2023年5月14日日曜日

量子力学計算に基づいて偏光板を模擬するスマホアプリ

[要旨] 偏光板の重ね合わせで起こる不思議な現象は、量子コンピューティングの数学モデルによって、すでに説明がついている。→こちら→こちらにその記事を書いた。今回の記事では、その原理に基づいて開発したスマホアプリ(with MIT App Inventor)について述べる。実物の偏光板で行ったのとほぼ完全に同じ結果を得ることができた。

その後の改訂版はこちらです。

スマホアプリの概要
 今回のスマホアプリの外観は図1のようである。動作原理は、既報と同じなので詳細は略す。要点は、ある偏光板に到達した光子の偏光角度がθで、その偏光板の軸角度がαである場合、光子がそこを通過する確率を計算できることである。αとθが等しい場合は通過確率 = 1.0、両者が直交する場合は通過確率 = 0.0 となる。
 スマホ画面での見え方は、偏光板に相当する円盤の塗りの透明度を、その通過確率を適用して調整すれば良いのである。実際の偏光板は正方形が多いが、ここでは、回転処理を簡単にするため円形を用いた。その円盤の回転を明示するため、スライダーを用いて、中心から円周に至る1本の直線を回転させた。 
 なお、最初の偏光板1に到達する光子の偏光角度は全くランダムなのであるが、ここではそれを何らかのフィルターを通して、ある偏光角度になっていると仮定する。一例として、偏光板1に到達する光子はデフォルトでは45°に偏光しているが、ランダムな角度に設定することもできる。


スマホアプリの実行例

 3枚の偏光板を使う操作例を図2に示す。以下の手順で観察する。
  1. 画像に1枚目の偏光板を置くため、偏光板1にチェックをつける。軸角度は0°になっており、この方向に偏光した光子だけが通過するので少し暗くなる。(上記仮定から、光子の通過確率は0.5となるためである。)
  2. 次に、一番手前の偏光板3にもチェックをつけて、偏光板3を重ねた状態にする。偏光板3のスライダーを右へ動かすと段々暗くなる。軸角度90°では光子は全く通らなくなり、真っ暗になってしまう。
  3. さらに、偏光板1と偏光板3の間に入れる偏光板2にもチェックをつける。そして、その偏光板2のスライダーを右へ動すと段々見えてくる。軸角度45°の時が一番よく見える!この場合、偏光板1を通過した光子が偏光板3も通過する確率は、下図右側の通り、0.25となり、ある程度が画像が見えてくる。

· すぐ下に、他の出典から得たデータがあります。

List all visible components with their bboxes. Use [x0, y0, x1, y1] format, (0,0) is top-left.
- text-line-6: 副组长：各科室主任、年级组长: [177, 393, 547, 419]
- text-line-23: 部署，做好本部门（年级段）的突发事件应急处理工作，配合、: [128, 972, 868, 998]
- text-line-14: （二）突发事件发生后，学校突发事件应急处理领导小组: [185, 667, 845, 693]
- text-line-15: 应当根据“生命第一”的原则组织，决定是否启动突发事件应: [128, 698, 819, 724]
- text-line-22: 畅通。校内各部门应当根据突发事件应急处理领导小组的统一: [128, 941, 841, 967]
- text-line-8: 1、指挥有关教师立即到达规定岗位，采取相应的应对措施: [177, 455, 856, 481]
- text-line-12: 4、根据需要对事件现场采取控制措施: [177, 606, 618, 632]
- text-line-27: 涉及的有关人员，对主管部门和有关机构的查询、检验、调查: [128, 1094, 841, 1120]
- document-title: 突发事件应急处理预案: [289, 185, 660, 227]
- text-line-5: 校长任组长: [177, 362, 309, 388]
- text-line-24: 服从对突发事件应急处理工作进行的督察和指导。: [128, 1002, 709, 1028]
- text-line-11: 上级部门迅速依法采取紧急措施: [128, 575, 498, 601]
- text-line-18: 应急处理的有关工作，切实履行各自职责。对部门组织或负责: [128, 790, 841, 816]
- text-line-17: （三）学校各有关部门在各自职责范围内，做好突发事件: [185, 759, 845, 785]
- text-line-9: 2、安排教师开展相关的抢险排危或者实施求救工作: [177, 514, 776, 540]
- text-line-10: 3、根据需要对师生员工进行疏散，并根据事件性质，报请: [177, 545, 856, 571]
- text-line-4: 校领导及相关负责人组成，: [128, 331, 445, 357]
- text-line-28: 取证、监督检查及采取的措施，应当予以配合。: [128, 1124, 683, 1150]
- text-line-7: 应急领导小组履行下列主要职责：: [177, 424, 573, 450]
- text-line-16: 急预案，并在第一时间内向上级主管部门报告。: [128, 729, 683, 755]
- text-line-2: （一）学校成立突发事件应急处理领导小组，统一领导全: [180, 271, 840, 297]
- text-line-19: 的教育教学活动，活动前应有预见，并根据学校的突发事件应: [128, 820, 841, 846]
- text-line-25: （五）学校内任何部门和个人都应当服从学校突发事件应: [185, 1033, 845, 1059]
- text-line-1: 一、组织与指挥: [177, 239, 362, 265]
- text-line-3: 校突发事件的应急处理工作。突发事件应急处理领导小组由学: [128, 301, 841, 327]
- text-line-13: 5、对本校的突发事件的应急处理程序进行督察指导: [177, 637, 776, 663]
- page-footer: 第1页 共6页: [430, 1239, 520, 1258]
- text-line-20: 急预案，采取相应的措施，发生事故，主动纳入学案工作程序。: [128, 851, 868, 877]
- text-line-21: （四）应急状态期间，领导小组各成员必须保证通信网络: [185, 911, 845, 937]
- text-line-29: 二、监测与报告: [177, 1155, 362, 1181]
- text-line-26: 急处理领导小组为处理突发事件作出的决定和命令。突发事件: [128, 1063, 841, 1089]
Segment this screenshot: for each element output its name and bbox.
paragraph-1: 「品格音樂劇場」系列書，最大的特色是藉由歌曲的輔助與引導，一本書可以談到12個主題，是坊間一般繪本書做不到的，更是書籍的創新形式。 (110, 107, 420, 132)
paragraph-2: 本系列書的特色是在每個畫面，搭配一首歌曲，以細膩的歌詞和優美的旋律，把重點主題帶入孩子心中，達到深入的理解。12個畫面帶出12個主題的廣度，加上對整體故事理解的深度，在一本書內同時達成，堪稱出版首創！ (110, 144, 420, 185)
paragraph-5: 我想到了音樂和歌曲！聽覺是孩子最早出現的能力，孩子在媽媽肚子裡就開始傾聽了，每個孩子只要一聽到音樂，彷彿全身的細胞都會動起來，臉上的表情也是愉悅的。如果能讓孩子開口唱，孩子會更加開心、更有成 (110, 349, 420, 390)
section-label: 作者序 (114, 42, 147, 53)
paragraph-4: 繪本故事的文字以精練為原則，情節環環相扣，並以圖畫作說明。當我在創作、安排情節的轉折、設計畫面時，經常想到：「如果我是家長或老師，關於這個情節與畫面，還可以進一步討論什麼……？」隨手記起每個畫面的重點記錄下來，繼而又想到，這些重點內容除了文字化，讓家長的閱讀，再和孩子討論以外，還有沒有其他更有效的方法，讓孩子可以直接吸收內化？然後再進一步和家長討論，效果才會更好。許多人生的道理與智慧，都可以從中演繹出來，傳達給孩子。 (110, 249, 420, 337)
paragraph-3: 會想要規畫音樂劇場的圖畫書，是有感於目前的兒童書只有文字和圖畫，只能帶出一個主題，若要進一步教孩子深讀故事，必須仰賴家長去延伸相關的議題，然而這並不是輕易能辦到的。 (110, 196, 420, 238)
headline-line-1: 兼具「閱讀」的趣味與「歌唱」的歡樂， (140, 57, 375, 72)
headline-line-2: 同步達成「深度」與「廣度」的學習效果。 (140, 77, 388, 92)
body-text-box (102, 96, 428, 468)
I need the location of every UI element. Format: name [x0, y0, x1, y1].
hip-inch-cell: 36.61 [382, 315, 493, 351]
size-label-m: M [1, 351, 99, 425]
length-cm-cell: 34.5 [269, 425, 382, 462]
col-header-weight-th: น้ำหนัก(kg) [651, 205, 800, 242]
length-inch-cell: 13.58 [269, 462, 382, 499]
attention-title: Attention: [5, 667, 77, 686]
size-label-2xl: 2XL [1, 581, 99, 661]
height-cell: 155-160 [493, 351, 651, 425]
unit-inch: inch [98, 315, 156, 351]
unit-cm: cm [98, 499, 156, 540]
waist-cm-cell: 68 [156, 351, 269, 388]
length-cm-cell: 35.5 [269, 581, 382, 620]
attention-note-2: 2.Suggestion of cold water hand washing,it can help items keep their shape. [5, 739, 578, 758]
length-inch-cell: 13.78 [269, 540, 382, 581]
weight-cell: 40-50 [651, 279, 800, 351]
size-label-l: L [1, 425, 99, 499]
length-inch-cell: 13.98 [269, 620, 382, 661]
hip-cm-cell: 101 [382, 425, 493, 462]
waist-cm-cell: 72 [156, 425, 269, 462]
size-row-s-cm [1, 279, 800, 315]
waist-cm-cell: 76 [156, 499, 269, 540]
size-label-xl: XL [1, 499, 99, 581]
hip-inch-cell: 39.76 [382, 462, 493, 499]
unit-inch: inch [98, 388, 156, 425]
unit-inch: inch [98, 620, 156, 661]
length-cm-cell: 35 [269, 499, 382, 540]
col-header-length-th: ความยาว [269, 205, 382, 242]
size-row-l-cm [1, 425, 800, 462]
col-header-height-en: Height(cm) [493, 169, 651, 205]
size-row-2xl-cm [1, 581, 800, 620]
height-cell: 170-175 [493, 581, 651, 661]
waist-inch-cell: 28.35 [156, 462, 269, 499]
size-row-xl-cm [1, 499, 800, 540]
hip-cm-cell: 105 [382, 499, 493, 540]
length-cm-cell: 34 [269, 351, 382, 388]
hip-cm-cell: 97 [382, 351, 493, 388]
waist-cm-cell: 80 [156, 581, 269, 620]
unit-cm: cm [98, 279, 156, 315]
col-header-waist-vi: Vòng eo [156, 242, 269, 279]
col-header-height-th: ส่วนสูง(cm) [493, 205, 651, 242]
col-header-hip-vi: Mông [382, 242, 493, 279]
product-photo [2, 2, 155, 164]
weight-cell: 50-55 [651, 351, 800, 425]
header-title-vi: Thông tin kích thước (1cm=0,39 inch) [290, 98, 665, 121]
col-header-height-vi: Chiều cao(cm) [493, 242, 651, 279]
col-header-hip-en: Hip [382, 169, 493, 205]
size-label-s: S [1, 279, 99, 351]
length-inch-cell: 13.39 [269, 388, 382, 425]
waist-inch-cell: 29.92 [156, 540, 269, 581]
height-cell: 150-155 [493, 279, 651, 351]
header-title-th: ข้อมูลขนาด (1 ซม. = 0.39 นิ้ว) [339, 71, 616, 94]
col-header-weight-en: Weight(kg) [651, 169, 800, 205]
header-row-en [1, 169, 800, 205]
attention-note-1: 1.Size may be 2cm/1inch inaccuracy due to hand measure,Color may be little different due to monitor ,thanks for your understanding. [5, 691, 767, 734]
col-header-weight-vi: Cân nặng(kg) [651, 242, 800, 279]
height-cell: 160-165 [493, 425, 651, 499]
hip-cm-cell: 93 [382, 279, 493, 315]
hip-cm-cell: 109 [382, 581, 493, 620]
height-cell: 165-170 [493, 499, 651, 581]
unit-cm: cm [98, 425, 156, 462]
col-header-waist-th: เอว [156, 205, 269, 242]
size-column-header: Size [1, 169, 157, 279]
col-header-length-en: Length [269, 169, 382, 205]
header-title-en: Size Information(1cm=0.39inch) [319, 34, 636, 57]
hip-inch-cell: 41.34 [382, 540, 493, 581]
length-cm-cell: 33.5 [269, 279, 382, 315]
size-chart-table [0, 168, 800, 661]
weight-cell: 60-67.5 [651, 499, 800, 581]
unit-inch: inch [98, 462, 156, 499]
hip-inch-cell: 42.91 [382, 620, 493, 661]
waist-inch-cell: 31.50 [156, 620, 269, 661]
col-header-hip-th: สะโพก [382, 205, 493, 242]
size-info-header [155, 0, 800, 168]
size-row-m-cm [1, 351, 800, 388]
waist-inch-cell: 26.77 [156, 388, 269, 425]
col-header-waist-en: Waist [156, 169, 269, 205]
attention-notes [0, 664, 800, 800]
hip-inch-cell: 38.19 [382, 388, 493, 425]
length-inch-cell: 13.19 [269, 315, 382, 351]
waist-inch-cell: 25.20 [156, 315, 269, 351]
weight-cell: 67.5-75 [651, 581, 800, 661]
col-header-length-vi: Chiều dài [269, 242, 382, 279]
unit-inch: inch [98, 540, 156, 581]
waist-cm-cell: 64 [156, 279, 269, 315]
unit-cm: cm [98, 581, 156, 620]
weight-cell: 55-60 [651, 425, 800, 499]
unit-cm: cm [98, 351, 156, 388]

 この操作例はYoutubeビデオとしてここに公開しているので、ご覧いただきたい。

感 想
 光子がどのように種々の軸角度の偏光板を通過するか(あるいは吸収されるか)は、量子力学計算で明らかにできる。それを、これまでに、机上計算、IBM Quantum実機、今回のスマホアプリの3通りで実現できた。量子コンピューティングの最も基本的な概念の一部の理解を深めるのに非常に有効だと感じた。

 今回のアプリは、MIT App Inventorを用いて、着想から半日程度で実装することができた。(ただし、ユーザインタフェースはその後も手直しはした。)この経験から、「実感する科学」「身の回りの数学」「セミナー」などの題材検討にご参考になれば幸いである。